November is Indigenous Education Month. Throughout this month, OISE News will be profiling Indigenous people from the OISE community who are doing work in Indigenous education. Through these conversations, we’ll explore the question: ‘How can Indigenous education advance justice for Indigenous peoples?’

Today, we chat with Dallas Fiddler, a Research Projects Coordinator and Indigenous Community Liaison with Professor Jeffrey Ansloos’ Research Lab at OISE. Fiddler is from Treaty 6 Territory Waterhen Lake First Nation in Saskatchewan.

Fiddler has a long history of advocacy work and a clear passion for supporting Indigenous students in higher education.

“One of the many reasons why I do this work is to try and make it easier for Indigenous students to succeed in higher education institutions,” he says. “I want to help build a support system of people who have faced and overcome many of the same barriers as other Indigenous students.”

What is Indigenous education for you?

For me, Indigenous education involves recognizing, understanding, and respecting Indigenous ways of knowing and being.
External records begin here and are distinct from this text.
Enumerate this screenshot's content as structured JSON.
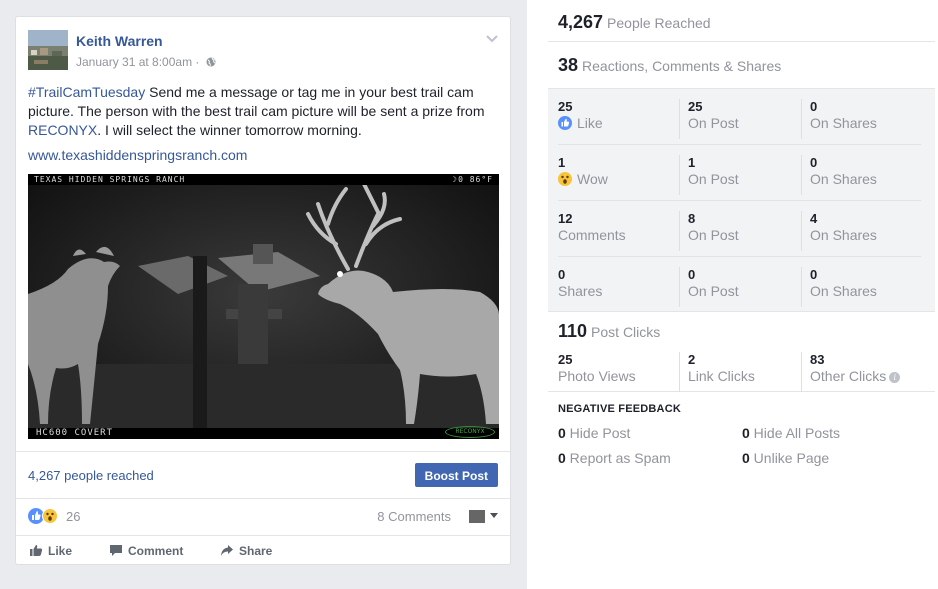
{
  "post": {
    "author": "Keith Warren",
    "timestamp": "January 31 at 8:00am · ",
    "text_hashtag": "#TrailCamTuesday",
    "text_part1": " Send me a message or tag me in your best trail cam picture. The person with the best trail cam picture will be sent a prize from ",
    "text_mention": "RECONYX",
    "text_part2": ". I will select the winner tomorrow morning.",
    "url": "www.texashiddenspringsranch.com",
    "photo": {
      "top_left_text": "TEXAS HIDDEN SPRINGS RANCH",
      "top_right_text": "☽0   86°F",
      "bottom_left_text": "HC600 COVERT",
      "logo_text": "RECONYX"
    },
    "reach_text": "4,267 people reached",
    "boost_label": "Boost Post",
    "reaction_count": "26",
    "comments_label": "8 Comments",
    "actions": {
      "like": "Like",
      "comment": "Comment",
      "share": "Share"
    }
  },
  "insights": {
    "people_reached": {
      "value": "4,267",
      "label": "People Reached"
    },
    "engagement": {
      "value": "38",
      "label": "Reactions, Comments & Shares"
    },
    "rows": [
      {
        "c1_val": "25",
        "c1_lbl": "Like",
        "c2_val": "25",
        "c2_lbl": "On Post",
        "c3_val": "0",
        "c3_lbl": "On Shares"
      },
      {
        "c1_val": "1",
        "c1_lbl": "Wow",
        "c2_val": "1",
        "c2_lbl": "On Post",
        "c3_val": "0",
        "c3_lbl": "On Shares"
      },
      {
        "c1_val": "12",
        "c1_lbl": "Comments",
        "c2_val": "8",
        "c2_lbl": "On Post",
        "c3_val": "4",
        "c3_lbl": "On Shares"
      },
      {
        "c1_val": "0",
        "c1_lbl": "Shares",
        "c2_val": "0",
        "c2_lbl": "On Post",
        "c3_val": "0",
        "c3_lbl": "On Shares"
      }
    ],
    "post_clicks": {
      "value": "110",
      "label": "Post Clicks"
    },
    "clicks": [
      {
        "value": "25",
        "label": "Photo Views"
      },
      {
        "value": "2",
        "label": "Link Clicks"
      },
      {
        "value": "83",
        "label": "Other Clicks"
      }
    ],
    "negative_feedback": {
      "title": "NEGATIVE FEEDBACK",
      "hide_post": {
        "value": "0",
        "label": " Hide Post"
      },
      "hide_all": {
        "value": "0",
        "label": " Hide All Posts"
      },
      "report_spam": {
        "value": "0",
        "label": " Report as Spam"
      },
      "unlike_page": {
        "value": "0",
        "label": " Unlike Page"
      }
    }
  },
  "colors": {
    "link_blue": "#365899",
    "boost_blue": "#4267b2",
    "like_blue": "#5890ff",
    "wow_yellow": "#f7c43b",
    "gray_text": "#90949c"
  }
}
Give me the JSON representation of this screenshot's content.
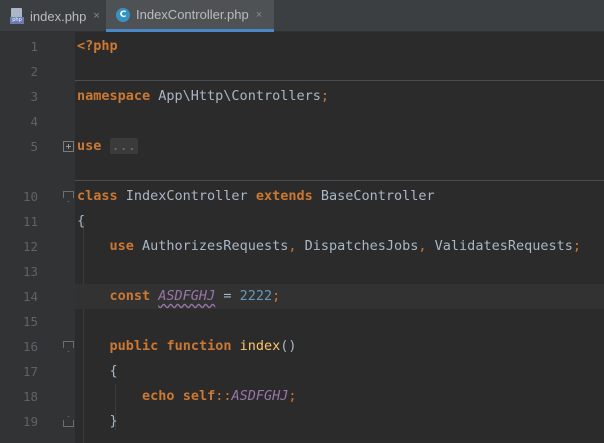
{
  "tabs": [
    {
      "label": "index.php",
      "icon": "php-file-icon",
      "close": "×"
    },
    {
      "label": "IndexController.php",
      "icon": "php-class-icon",
      "close": "×",
      "active": true
    }
  ],
  "icon_glyphs": {
    "php_badge": "php",
    "class_letter": "C"
  },
  "line_numbers": [
    "1",
    "2",
    "3",
    "4",
    "5",
    "10",
    "11",
    "12",
    "13",
    "14",
    "15",
    "16",
    "17",
    "18",
    "19"
  ],
  "code": {
    "l1_open": "<?php",
    "l3_kw": "namespace",
    "l3_ns": " App\\Http\\Controllers",
    "l3_semi": ";",
    "l5_kw": "use",
    "l5_fold": "...",
    "l10_kw1": "class",
    "l10_name": " IndexController ",
    "l10_kw2": "extends",
    "l10_base": " BaseController",
    "l11": "{",
    "l12_kw": "use",
    "l12_t1": " AuthorizesRequests",
    "l12_c1": ",",
    "l12_t2": " DispatchesJobs",
    "l12_c2": ",",
    "l12_t3": " ValidatesRequests",
    "l12_semi": ";",
    "l14_kw": "const",
    "l14_name": "ASDFGHJ",
    "l14_eq": " = ",
    "l14_val": "2222",
    "l14_semi": ";",
    "l16_kw1": "public",
    "l16_kw2": "function",
    "l16_fn": "index",
    "l16_paren": "()",
    "l17": "{",
    "l18_kw1": "echo",
    "l18_kw2": "self",
    "l18_op": "::",
    "l18_const": "ASDFGHJ",
    "l18_semi": ";",
    "l19": "}"
  }
}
Within this definition, Indigenous education can be expressed in many forms. My work lies primarily in advocacy and is focused on increasing representation and amplifying the voices of Indigenous people in higher education.

Tell us about your work in Indigenous education.
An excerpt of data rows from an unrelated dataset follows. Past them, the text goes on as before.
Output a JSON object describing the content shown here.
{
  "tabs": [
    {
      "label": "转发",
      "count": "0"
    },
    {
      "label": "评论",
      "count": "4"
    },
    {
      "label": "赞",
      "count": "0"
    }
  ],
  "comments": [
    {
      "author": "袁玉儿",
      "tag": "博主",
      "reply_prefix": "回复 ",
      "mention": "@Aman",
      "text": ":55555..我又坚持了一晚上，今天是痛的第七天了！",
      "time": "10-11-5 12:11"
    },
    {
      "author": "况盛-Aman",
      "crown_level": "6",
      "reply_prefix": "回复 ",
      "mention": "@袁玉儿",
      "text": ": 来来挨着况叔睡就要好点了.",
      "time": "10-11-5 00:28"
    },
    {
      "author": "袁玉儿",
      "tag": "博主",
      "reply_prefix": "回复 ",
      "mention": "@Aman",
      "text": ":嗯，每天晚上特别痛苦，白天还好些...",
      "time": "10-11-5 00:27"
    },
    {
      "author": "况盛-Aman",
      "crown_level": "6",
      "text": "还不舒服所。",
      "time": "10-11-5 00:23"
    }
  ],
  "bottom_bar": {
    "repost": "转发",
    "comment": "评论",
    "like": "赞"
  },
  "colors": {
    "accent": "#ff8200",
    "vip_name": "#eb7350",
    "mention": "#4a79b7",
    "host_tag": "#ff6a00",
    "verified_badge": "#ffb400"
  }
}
While I was I completing my undergraduate degree at the University of Saskatchewan, I was part of a student group that represented 2,200 plus First Nations, Métis and Inuit students. My primary role was to advocate for Indigenous students and I often acted as a liaison in helping them address problems they were facing on campus. For example, if a student had a problem with a professor, or needed guidance on accessing mental health resources, they would often come to our group for assistance.

What brought you to this work? 

Growing up, I attended both First Nations run schools and provincially-run schools. First Nations run schools on reserves are funded by the federal government and receive considerably less funding than provincially-run schools—creating a disparity that places significant barriers on Indigenous students’ educational success.

In grade 11 I knew I wanted to attend university. Due to the lack of resources on reserve, I left my community to attend a provincially-run school an hour away from home so I could take the classes required for university entry.

Experiencing the disparities between the two schools made me want to advocate for change. This manifested itself through helping Indigenous students navigate the university so they could have equal opportunities for success.

Can you share with us a person, experience or thing that has contributed to your commitment in doing this work?

During my time in university, I noticed that many of my Indigenous peers were the first in their family to attend a post-secondary institution. I was fortunate in that my mom had attended university, and she acted as a mentor to me when it came to writing papers and completing assignments.

Realizing that a lot of my peers did not have the same opportunities led me to my role as an advocate. I felt that I had a duty to support Indigenous students who otherwise did not have a support system or role model to look to within their family. Having a mentor or someone to help you navigate the institution can have a huge impact on your educational experience.

What do you hope this work will achieve?

I want to ensure that Indigenous students feel supported and welcomed when attending institutions. There is a place for our knowledge here and Indigenous students can contribute enormously to research. I also hope my work inspires students to give back to their communities—a sentiment widely shared among Indigenous students.